Cat among the pigeons

London is full of pigeons. It is their perfect environment and they occupy the city in unnatural numbers. Like many other urban animals, pigeons exploit the protection and sustenance the city offers. There is always food to be found, in bins, on the street after bars close or directly from the human hand (sometimes shared, sometimes stolen).

Natural cliff dwellers, city buildings provide the perfect nest sites for pigeons. There is plenty of space so there is little competition for the best nest sites and very few predators. Add to this the warmth and protection from adverse weather that tall buildings and human activity provides and you have the perfect habitat for pigeons.

Finding myself with some free time one day I began to stalk the pigeons. I chose an individual and followed it for as long as I could. When I lost it I would choose another and follow that pigeon instead. I followed as they bobbed along, pecking at cigarette butts and chewing gum on the pavement, as they flitted from bench to branch and back again. I watched them squabble over discarded chips and limp through a forest of commuters’ legs.

As I stalked the pigeons through London I realised I was moving differently to the other people in the street. They walked with purpose; fluidly and rhythmically at speed while I moved slowly, pausing, considering, stepping lightly. I viewed the city through hunters’ eyes, noticing details invisible to the rush of people around me. Aware of the sounds of birds, the smell of spices from an open window nearby and the feel of cobbles beneath my feet, my senses heightened, I moved like a cat across the city with no particular direction. Before long I was lost. It was wonderfully freeing. With no idea where I was I let my instincts lead me until I found the river and was back in familiar territory.

This time meandering through the streets of London allowed me to meditate on city life and our relationships with the animals we share it with (willingly or otherwise). Dundee is of course a lot smaller than London, however its proximity to open countryside as well as the sea allows for a huge diversity of life.

I began to question what exactly our relationships with other animals in the city are; how do we negotiate sharing city space with such diverse creatures? What problems arise from this close proximity? And what does it mean to be an Urban Animal?

The Human Animal

“Man is the only creature that refuses to be what he is.” 

Albert Camus

I have often explored the idea of the “Animal” in my work and the relationship between man and other life has been on my mind recently for one reason or another. As I contemplate the direction my life and my art practice will take in the coming months I feel somewhat compelled to return to this concept to see how I can evolve my thoughts on it and what insights I can gain from exploring it through a freshly developed performative practice.

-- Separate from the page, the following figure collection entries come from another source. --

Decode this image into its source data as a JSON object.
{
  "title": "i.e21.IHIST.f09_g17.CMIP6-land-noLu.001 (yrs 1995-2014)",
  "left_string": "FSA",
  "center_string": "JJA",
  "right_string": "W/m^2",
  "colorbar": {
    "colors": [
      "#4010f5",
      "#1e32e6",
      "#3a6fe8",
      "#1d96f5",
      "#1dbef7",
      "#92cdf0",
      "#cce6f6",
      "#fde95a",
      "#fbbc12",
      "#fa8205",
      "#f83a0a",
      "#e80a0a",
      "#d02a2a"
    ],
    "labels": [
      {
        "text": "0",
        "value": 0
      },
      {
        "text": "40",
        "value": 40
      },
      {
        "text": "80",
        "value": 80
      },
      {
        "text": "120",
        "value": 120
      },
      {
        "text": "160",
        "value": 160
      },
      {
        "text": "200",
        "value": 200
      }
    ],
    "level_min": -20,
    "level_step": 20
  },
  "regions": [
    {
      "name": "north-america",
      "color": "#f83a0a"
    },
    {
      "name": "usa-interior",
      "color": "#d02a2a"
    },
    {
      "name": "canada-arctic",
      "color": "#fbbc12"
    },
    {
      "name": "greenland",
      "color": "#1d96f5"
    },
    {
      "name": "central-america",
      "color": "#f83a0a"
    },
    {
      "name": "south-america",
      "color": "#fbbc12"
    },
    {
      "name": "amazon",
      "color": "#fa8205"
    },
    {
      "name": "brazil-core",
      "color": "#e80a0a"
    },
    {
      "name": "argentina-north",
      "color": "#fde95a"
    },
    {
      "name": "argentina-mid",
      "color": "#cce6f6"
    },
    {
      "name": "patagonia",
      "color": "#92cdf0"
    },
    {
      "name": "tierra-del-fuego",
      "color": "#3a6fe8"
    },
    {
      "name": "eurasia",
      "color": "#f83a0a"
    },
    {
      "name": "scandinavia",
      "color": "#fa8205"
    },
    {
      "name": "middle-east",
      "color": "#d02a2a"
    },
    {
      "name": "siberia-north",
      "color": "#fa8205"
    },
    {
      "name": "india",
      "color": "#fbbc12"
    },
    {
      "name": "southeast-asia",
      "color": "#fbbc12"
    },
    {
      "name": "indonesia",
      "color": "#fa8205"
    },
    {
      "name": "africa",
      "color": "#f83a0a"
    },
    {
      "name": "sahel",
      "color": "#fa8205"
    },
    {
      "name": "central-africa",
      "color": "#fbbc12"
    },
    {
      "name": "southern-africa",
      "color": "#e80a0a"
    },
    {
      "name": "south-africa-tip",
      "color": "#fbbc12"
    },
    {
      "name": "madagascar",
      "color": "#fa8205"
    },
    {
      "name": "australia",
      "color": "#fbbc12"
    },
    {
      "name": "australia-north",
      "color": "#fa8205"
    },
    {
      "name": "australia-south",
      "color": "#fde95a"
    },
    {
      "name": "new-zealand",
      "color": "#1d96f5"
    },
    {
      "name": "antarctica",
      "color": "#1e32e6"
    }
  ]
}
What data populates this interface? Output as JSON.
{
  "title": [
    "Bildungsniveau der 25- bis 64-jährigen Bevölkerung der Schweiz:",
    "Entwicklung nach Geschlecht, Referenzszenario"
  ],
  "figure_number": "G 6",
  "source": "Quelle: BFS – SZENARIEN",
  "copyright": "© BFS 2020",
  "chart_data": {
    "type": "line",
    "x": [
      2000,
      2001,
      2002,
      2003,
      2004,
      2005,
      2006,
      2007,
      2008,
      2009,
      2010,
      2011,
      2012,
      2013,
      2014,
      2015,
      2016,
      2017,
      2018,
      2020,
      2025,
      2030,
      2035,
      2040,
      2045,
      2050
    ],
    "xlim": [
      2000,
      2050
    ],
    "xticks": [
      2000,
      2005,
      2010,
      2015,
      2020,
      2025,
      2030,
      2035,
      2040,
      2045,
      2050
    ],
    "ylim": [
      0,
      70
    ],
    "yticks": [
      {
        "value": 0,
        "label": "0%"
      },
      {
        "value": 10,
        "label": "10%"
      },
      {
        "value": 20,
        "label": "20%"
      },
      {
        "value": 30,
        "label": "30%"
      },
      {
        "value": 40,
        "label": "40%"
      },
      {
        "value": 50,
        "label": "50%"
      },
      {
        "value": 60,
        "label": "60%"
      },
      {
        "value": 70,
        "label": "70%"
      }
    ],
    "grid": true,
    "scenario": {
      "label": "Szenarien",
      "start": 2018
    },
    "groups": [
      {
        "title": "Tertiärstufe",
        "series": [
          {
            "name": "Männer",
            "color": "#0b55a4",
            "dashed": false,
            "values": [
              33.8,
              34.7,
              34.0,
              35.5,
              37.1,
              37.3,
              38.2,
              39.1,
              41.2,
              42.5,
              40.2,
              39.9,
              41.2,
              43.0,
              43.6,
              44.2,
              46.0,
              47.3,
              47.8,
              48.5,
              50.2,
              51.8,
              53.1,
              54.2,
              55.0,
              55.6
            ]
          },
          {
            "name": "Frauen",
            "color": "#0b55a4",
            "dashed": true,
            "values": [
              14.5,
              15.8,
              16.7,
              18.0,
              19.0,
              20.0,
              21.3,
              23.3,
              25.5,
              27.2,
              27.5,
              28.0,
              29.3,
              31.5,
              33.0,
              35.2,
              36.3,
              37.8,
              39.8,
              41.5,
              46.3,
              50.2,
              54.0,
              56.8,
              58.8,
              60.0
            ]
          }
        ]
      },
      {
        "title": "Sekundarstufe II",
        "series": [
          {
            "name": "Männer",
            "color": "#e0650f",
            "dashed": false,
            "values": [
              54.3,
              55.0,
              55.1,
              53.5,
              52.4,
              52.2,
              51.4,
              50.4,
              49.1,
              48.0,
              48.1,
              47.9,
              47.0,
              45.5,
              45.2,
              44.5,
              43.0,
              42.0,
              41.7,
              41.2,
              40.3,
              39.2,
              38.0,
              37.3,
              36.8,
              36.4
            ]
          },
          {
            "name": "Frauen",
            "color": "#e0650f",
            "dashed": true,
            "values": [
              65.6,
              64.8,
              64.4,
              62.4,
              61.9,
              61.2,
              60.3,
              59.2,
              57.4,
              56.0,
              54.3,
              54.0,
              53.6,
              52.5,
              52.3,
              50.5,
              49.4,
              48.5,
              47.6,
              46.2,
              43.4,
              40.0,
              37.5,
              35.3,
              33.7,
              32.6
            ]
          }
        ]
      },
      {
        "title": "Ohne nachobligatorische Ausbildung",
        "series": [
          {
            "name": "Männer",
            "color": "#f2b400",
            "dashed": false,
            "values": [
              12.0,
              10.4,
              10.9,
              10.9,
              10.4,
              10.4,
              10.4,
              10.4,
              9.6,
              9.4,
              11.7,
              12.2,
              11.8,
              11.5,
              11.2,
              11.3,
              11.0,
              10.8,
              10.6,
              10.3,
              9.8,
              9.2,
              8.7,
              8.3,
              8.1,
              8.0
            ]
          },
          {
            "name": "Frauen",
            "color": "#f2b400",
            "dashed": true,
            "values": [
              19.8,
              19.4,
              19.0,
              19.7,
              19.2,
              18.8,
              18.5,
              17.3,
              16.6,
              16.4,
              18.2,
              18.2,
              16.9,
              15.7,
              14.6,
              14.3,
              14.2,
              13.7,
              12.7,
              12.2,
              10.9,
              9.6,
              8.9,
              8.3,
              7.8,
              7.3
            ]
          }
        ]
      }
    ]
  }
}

I find it interesting that such a divide is made between nature and culture and especially between human animals and non human animals. There is often a negative reaction to the notion that man is an animal, as though to acknowledge this is to somehow degrade man. It is seen as an insult by a species which has declared itself privileged among the life on earth.

It seems paradoxical that the same men who will argue adamantly that we evolved from apes will also attest to our apparent elevation from the natural to the cultural. While it seems true that we have “artificially” interfered with our physical evolution through the development of medicine and technology; allowing us to cure diseases and prolong life which may otherwise have altered the human gene pool, these changes merely indicate an alternative direction in our evolution. We are a species of inventive tool users, our tools have just got a bit more complicated over the years.

Culture is natural. The human city is no less natural than a beehive or termite colony. We build ourselves shelters and interact with each other to survive just as all animals do. We are still driven by the same primal instincts that we were millions of years ago; to live and eat and reproduce. It is these drives that are at the heart of all our advances.

Despite this, and to the other extreme, there is often a tendency to villainize man amongst ecological circles; to suggest that we are unworthy compared to other animals as we are “destroying the planet”.  This is untrue. We are in the grand scheme of things a blip on the surface of the world, life has existed for millions of years and will continue to exist when we are gone. That is not to say that we aren’t having a significant effect on the species we share the planet with; neither does this give us the right to abuse the planet, but the arrogance of assuming that we could bring about the destruction of life on earth serves only to perpetuate the myth that we are somehow above nature.

We are the biggest danger to our own existence. We should not be worried about destroying the planet but rather about destroying human life on the planet. We need to reconnect to our animality; to see ourselves as part of nature in order to rebalance our relationship with the planet and our relationships with each other. Once we stop seeing the world and the life on it as commodities for our own convenience and allow ourselves to recognise our place in the ecosystem, we can begin to reach an equilibrium with the world we live in.

What is needed it would seem is a re-evaluation and a re-education and then perhaps there will still be a place for the human animal on Earth.